Men Wanted

This morning’s assortment of email alerts included a fine short essay by Anthony Esolen, writing at American Greatness on the subject of “toxic masculinity”. You should read the whole thing, but here’s a longish excerpt:

We’ve all been hearing plenty about “toxic masculinity’ these days, and never from people who trouble to tell us what strong, virtuous, and noble masculinity might look like. That should not surprise us. If someone should use the phrase “toxic Judaism,’ we would not expect from him a wistful description of gentle, intelligent rabbis studying for many years each phrase of the Scriptures and all the centuries of commentary thereupon, or a call for Jews to return to their heritage. We would expect rather a sense that all Judaism is more or less toxic, and the less of it a Jew might have, so much the better. In other words, we would expect sheer bigotry.

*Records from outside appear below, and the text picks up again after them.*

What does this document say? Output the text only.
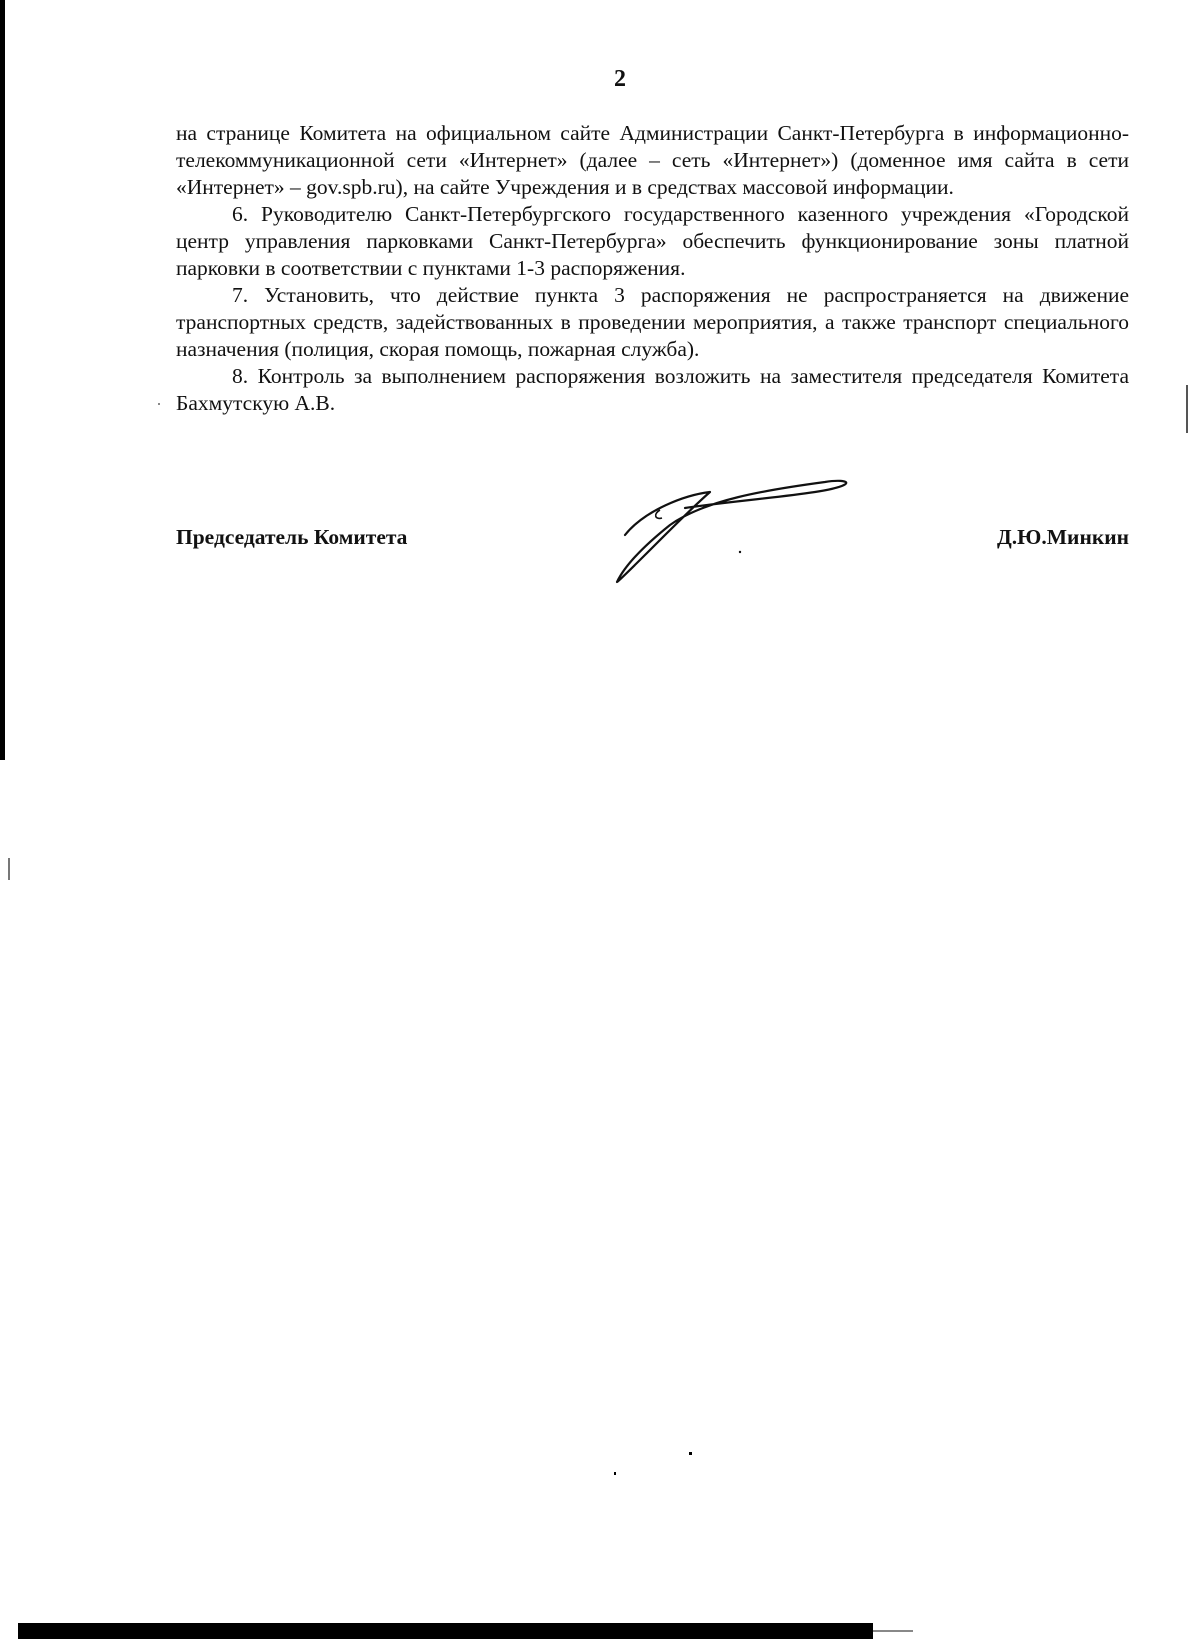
2

на странице Комитета на официальном сайте Администрации Санкт-Петербурга в информационно-телекоммуникационной сети «Интернет» (далее – сеть «Интернет») (доменное имя сайта в сети «Интернет» – gov.spb.ru), на сайте Учреждения и в средствах массовой информации.

6. Руководителю Санкт-Петербургского государственного казенного учреждения «Городской центр управления парковками Санкт-Петербурга» обеспечить функционирование зоны платной парковки в соответствии с пунктами 1-3 распоряжения.

7. Установить, что действие пункта 3 распоряжения не распространяется на движение транспортных средств, задействованных в проведении мероприятия, а также транспорт специального назначения (полиция, скорая помощь, пожарная служба).

8. Контроль за выполнением распоряжения возложить на заместителя председателя Комитета Бахмутскую А.В.

Председатель Комитета	Д.Ю.Минкин
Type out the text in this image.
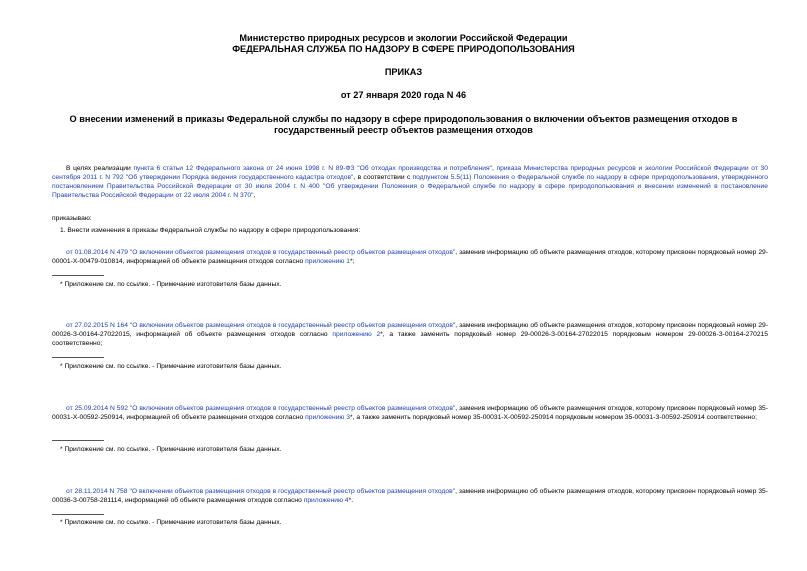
Министерство природных ресурсов и экологии Российской Федерации
ФЕДЕРАЛЬНАЯ СЛУЖБА ПО НАДЗОРУ В СФЕРЕ ПРИРОДОПОЛЬЗОВАНИЯ
ПРИКАЗ
от 27 января 2020 года N 46
О внесении изменений в приказы Федеральной службы по надзору в сфере природопользования о включении объектов размещения отходов в государственный реестр объектов размещения отходов
В целях реализации пункта 6 статьи 12 Федерального закона от 24 июня 1998 г. N 89-ФЗ "Об отходах производства и потребления", приказа Министерства природных ресурсов и экологии Российской Федерации от 30 сентября 2011 г. N 792 "Об утверждении Порядка ведения государственного кадастра отходов", в соответствии с подпунктом 5.5(11) Положения о Федеральной службе по надзору в сфере природопользования, утвержденного постановлением Правительства Российской Федерации от 30 июля 2004 г. N 400 "Об утверждении Положения о Федеральной службе по надзору в сфере природопользования и внесении изменений в постановление Правительства Российской Федерации от 22 июля 2004 г. N 370",
приказываю:
1. Внести изменения в приказы Федеральной службы по надзору в сфере природопользования:
от 01.08.2014 N 479 "О включении объектов размещения отходов в государственный реестр объектов размещения отходов", заменив информацию об объекте размещения отходов, которому присвоен порядковый номер 29-00001-Х-00479-010814, информацией об объекте размещения отходов согласно приложению 1*;
* Приложение см. по ссылке. - Примечание изготовителя базы данных.
от 27.02.2015 N 164 "О включении объектов размещения отходов в государственный реестр объектов размещения отходов", заменив информацию об объекте размещения отходов, которому присвоен порядковый номер 29-00026-З-00164-27022015, информацией об объекте размещения отходов согласно приложению 2*, а также заменить порядковый номер 29-00026-З-00164-27022015 порядковым номером 29-00026-З-00164-270215 соответственно;
* Приложение см. по ссылке. - Примечание изготовителя базы данных.
от 25.09.2014 N 592 "О включении объектов размещения отходов в государственный реестр объектов размещения отходов", заменив информацию об объекте размещения отходов, которому присвоен порядковый номер 35-00031-Х-00592-250914, информацией об объекте размещения отходов согласно приложению 3*, а также заменить порядковый номер 35-00031-Х-00592-250914 порядковым номером 35-00031-З-00592-250914 соответственно;
* Приложение см. по ссылке. - Примечание изготовителя базы данных.
от 28.11.2014 N 758 "О включении объектов размещения отходов в государственный реестр объектов размещения отходов", заменив информацию об объекте размещения отходов, которому присвоен порядковый номер 35-00036-З-00758-281114, информацией об объекте размещения отходов согласно приложению 4*.
* Приложение см. по ссылке. - Примечание изготовителя базы данных.
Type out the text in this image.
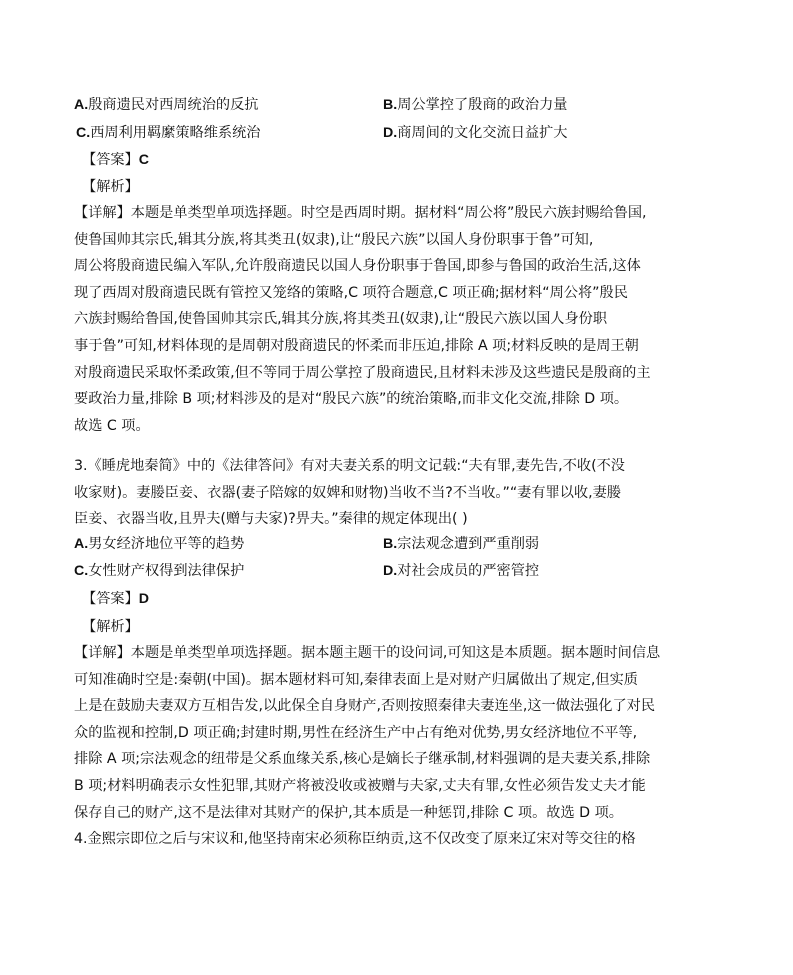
A.殷商遗民对西周统治的反抗	B.周公掌控了殷商的政治力量
C.西周利用羁縻策略维系统治	D.商周间的文化交流日益扩大
【答案】C
【解析】
【详解】本题是单类型单项选择题。时空是西周时期。据材料“周公将”殷民六族封赐给鲁国,
使鲁国帅其宗氏,辑其分族,将其类丑(奴隶),让“殷民六族”以国人身份职事于鲁”可知,
周公将殷商遗民编入军队,允许殷商遗民以国人身份职事于鲁国,即参与鲁国的政治生活,这体
现了西周对殷商遗民既有管控又笼络的策略,C 项符合题意,C 项正确;据材料“周公将”殷民
六族封赐给鲁国,使鲁国帅其宗氏,辑其分族,将其类丑(奴隶),让“殷民六族以国人身份职
事于鲁”可知,材料体现的是周朝对殷商遗民的怀柔而非压迫,排除 A 项;材料反映的是周王朝
对殷商遗民采取怀柔政策,但不等同于周公掌控了殷商遗民,且材料未涉及这些遗民是殷商的主
要政治力量,排除 B 项;材料涉及的是对“殷民六族”的统治策略,而非文化交流,排除 D 项。
故选 C 项。
3.《睡虎地秦简》中的《法律答问》有对夫妻关系的明文记载:“夫有罪,妻先告,不收(不没
收家财)。妻媵臣妾、衣器(妻子陪嫁的奴婢和财物)当收不当?不当收。”“妻有罪以收,妻媵
臣妾、衣器当收,且畀夫(赠与夫家)?畀夫。”秦律的规定体现出( )
A.男女经济地位平等的趋势	B.宗法观念遭到严重削弱
C.女性财产权得到法律保护	D.对社会成员的严密管控
【答案】D
【解析】
【详解】本题是单类型单项选择题。据本题主题干的设问词,可知这是本质题。据本题时间信息
可知准确时空是:秦朝(中国)。据本题材料可知,秦律表面上是对财产归属做出了规定,但实质
上是在鼓励夫妻双方互相告发,以此保全自身财产,否则按照秦律夫妻连坐,这一做法强化了对民
众的监视和控制,D 项正确;封建时期,男性在经济生产中占有绝对优势,男女经济地位不平等,
排除 A 项;宗法观念的纽带是父系血缘关系,核心是嫡长子继承制,材料强调的是夫妻关系,排除
B 项;材料明确表示女性犯罪,其财产将被没收或被赠与夫家,丈夫有罪,女性必须告发丈夫才能
保存自己的财产,这不是法律对其财产的保护,其本质是一种惩罚,排除 C 项。故选 D 项。
4.金熙宗即位之后与宋议和,他坚持南宋必须称臣纳贡,这不仅改变了原来辽宋对等交往的格
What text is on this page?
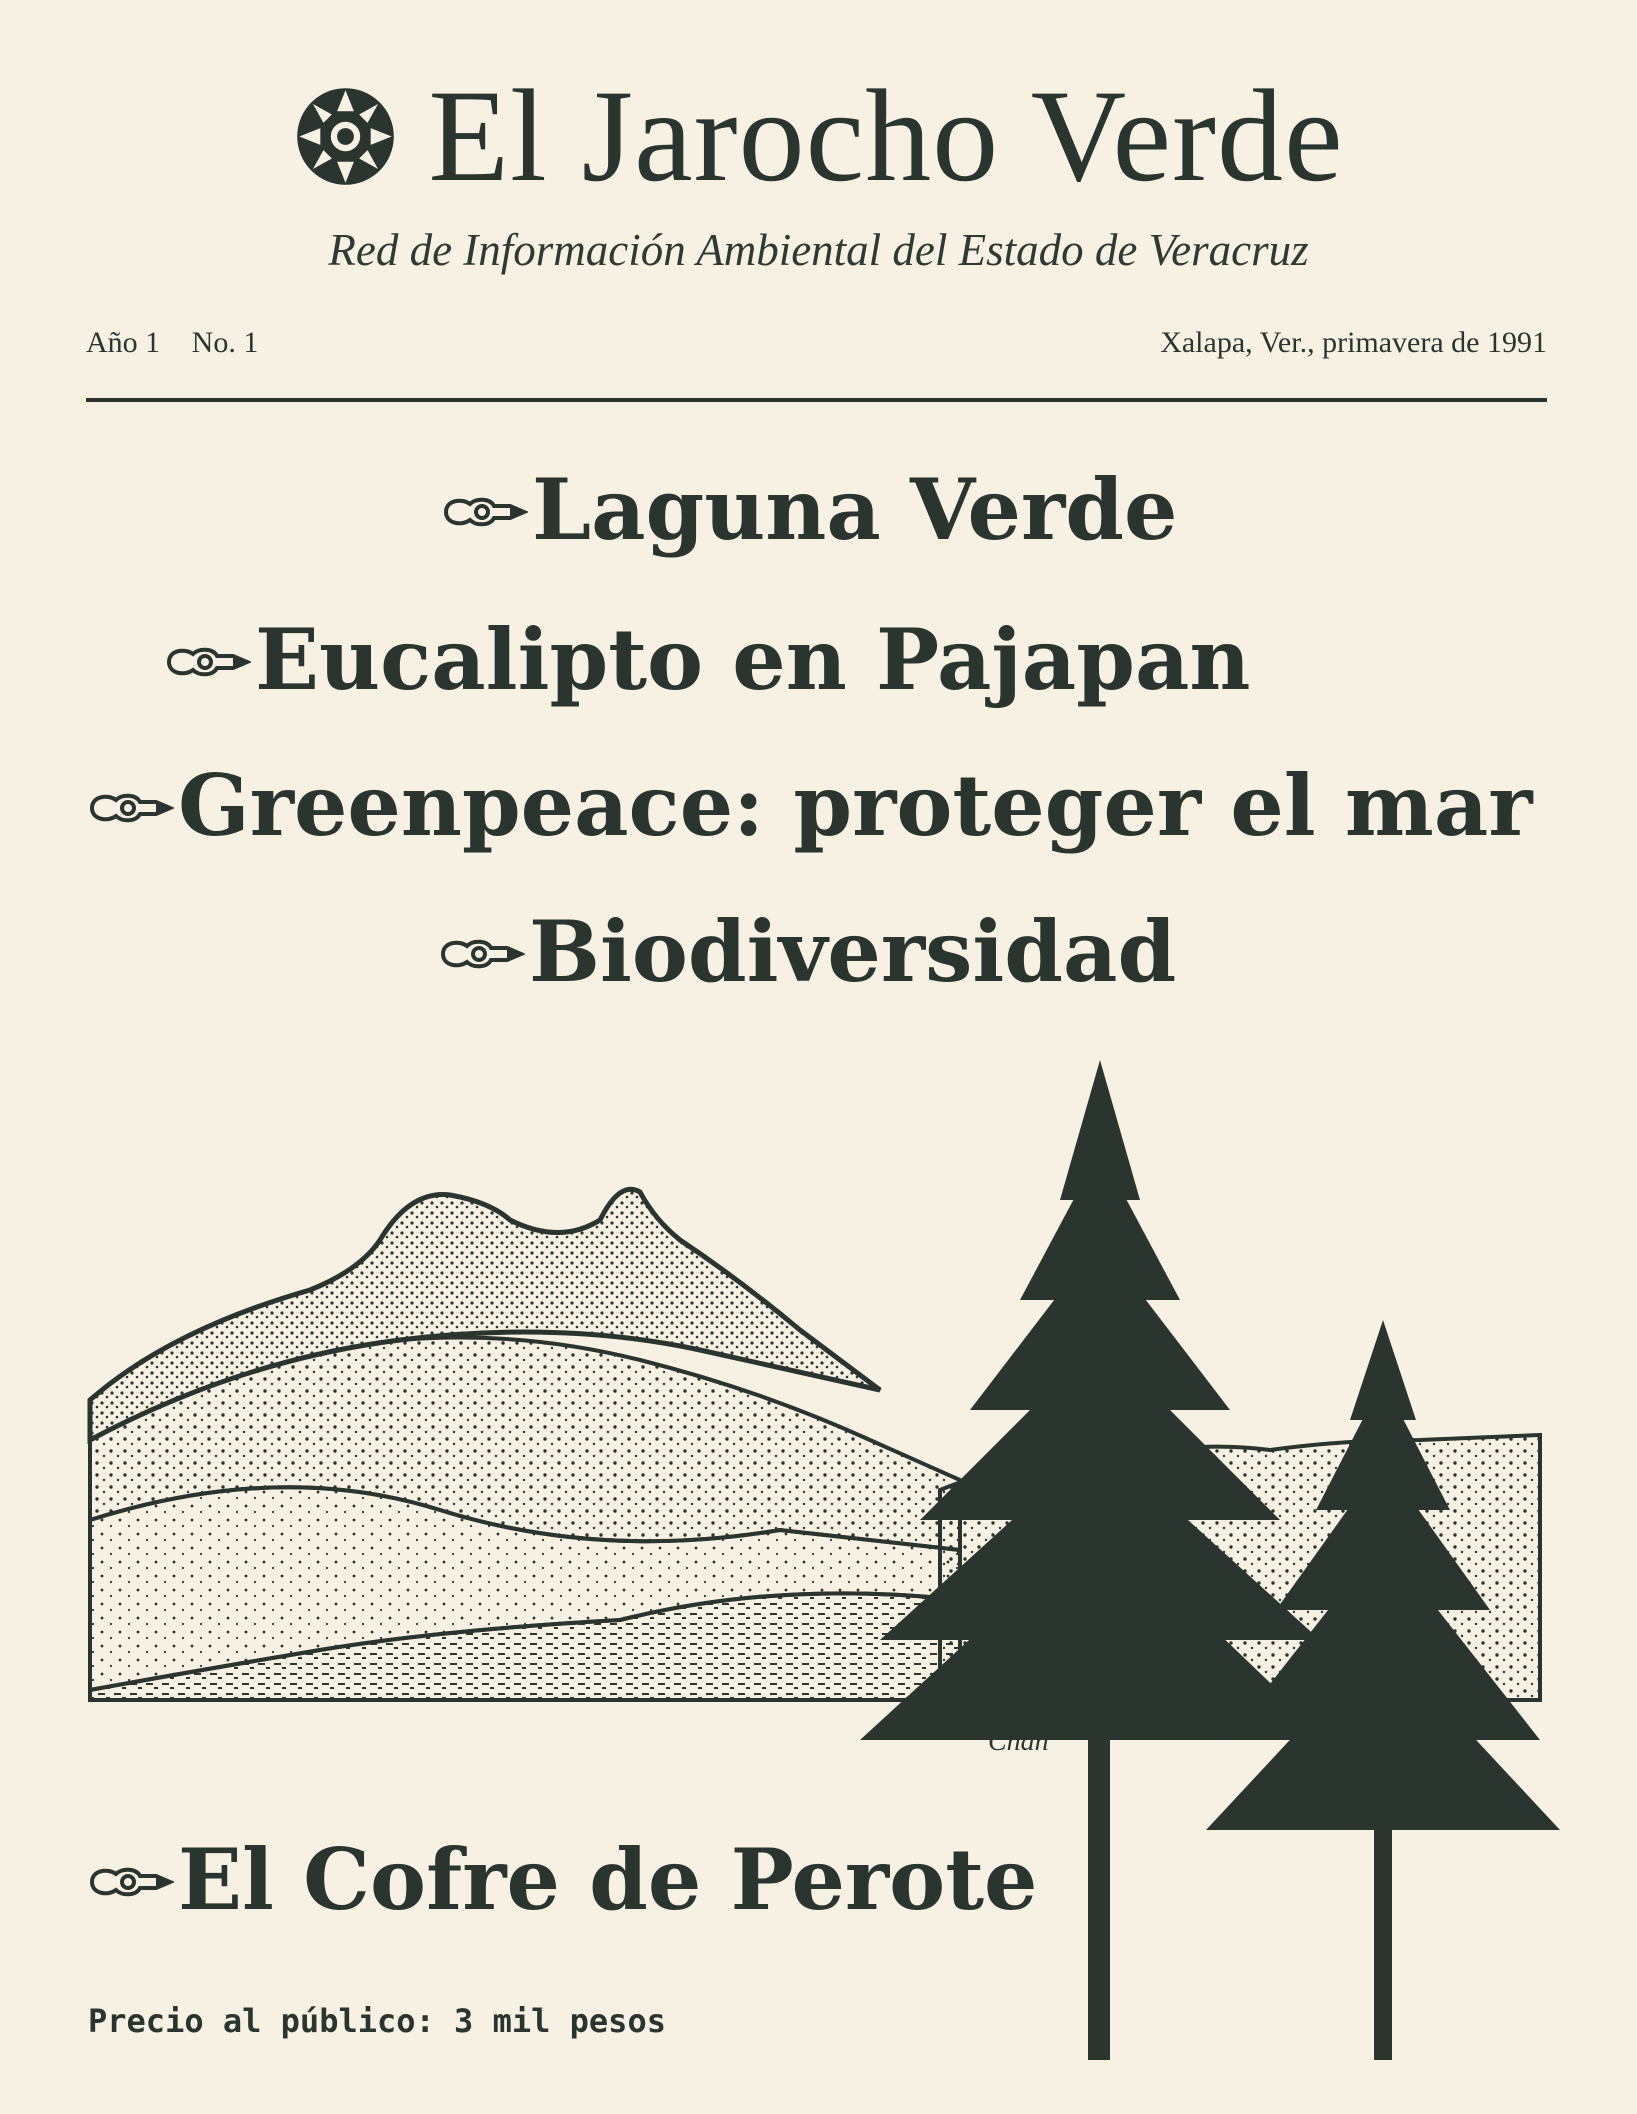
El Jarocho Verde
Red de Información Ambiental del Estado de Veracruz
Año 1 No. 1	Xalapa, Ver., primavera de 1991
Laguna Verde
Eucalipto en Pajapan
Greenpeace: proteger el mar
Biodiversidad
Chan
El Cofre de Perote
Precio al público: 3 mil pesos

And yet I can see a paradoxical use for that phrase, “toxic masculinity.’ Many drugs, we know, are medicinal in small doses but toxic in large doses. The reverse applies here. Masculinity is the drug that is dynamic, creative, and protective in large doses, but querulous, selfish, irresponsible, and dangerous in small doses. And we find it to be so in some rather strange places.

Let me explain. I recall many years ago a study which showed that prison inmates with lower levels of testosterone tended to get into fights more often; and feminists, not known for thinking past a single move on the chessboard, concluded that it therefore proved that testosterone had nothing to do with aggressiveness. Of course it proved no such thing. Every boy knows that the bully is never the strongest kid in the class. The bully is the one who feels his weakness or inadequacy and takes it out on boys who are smaller than he is. The more manly you are, the more you will command simply by your presence. No announcement is needed.

A man’s man does not raise his hand in anger against a woman. He despises men who do that: he considers them to be less than the mud on the sole of his shoe. Women, for their part, are attracted to strong and virile men for the protection they will afford them, because women are vulnerable””smaller and weaker than teenage boys, even when they are not bearing a child or taking care of an infant or of small children. To use the old poetic image, she is the fruitful and “marriageable vine’ that clings to the tall and strong but otherwise barren elm.

We may find “toxic masculinity,’ then, wherever there is toxic aggression but without manliness, without the sense that power is to be used sparingly and always for protection of the weaker, without the strict accountability that the man demands of himself, blaming himself first for things that go wrong, while giving credit to others when things go right. The more masculine you are, the more confident you are that you need not prove your manhood by swagger, by picking on the weak, by pumping yourself, and by stiffing those who have assisted you.

There’s a reason why “virile” and “virtuous” have the same etymological root, and it’s up to us men to keep that ancient and honorable virtue alive. (Indeed, it’s our duty — and the mephitic cultural ascendance of dessicated feminists and epicene soy-boys should remind us that our civilization depends on it.)

In his book Novus Ordo Seclorum: The Intellectual Origins of the Constitution, Forrest McDonald had this to say (my emphasis):

Public virtue entailed firmness, courage, endurance, industry, frugal living, strength, and above all, unremitting devotion to the weal of the public’s corporate self, the community of virtuous men. It was at once individualistic and communal: individualistic in that no member could be dependent upon another and still be reckoned a member of the public; communal in that every man gave himself totally to the good of the public as a whole. If public virtue declined, the republic declined, and if it declined too far, the republic died. Philosophical historians had worked out a regular life cycle, or more properly death cycle, of republics. Manhood gave way to effeminacy, republican liberty to licentiousness. Licentiousness, in turn, degenerated into anarchy, and anarchy inevitably led to tyranny.

So, brothers, as we prepare to enjoy and honor our nation’s birthday, remember: the stakes are high. Man up.

2 Comments

  1. c matt says

    Meek used to be understood as power under control. Thus, masculinity should be meek.

    Still, beating the crap out of soyboy is tempting.

    Posted July 11, 2019 at 6:10 pm | Permalink
  2. c matt says

    I do have a quibble with not using power against the weak. As a general matter, perhaps, but there are exceptions. If the weak insist on confrontation and are endangering good order, then power (to the point necessary to instill correct order) is warranted.

    Also, he seems to promote a bit too much white-knighting. There is a particularly loathsome commenter (Marie) on that thread who strikes me as a typical feminazi. She claims she “don’t need no man” to protect her – may she get her wish, good and hard. That’s the problem – these women are so insulated from the consequences of their ideas, attitudes and actions, they do not learn; in fact, may not be able to learn because of it.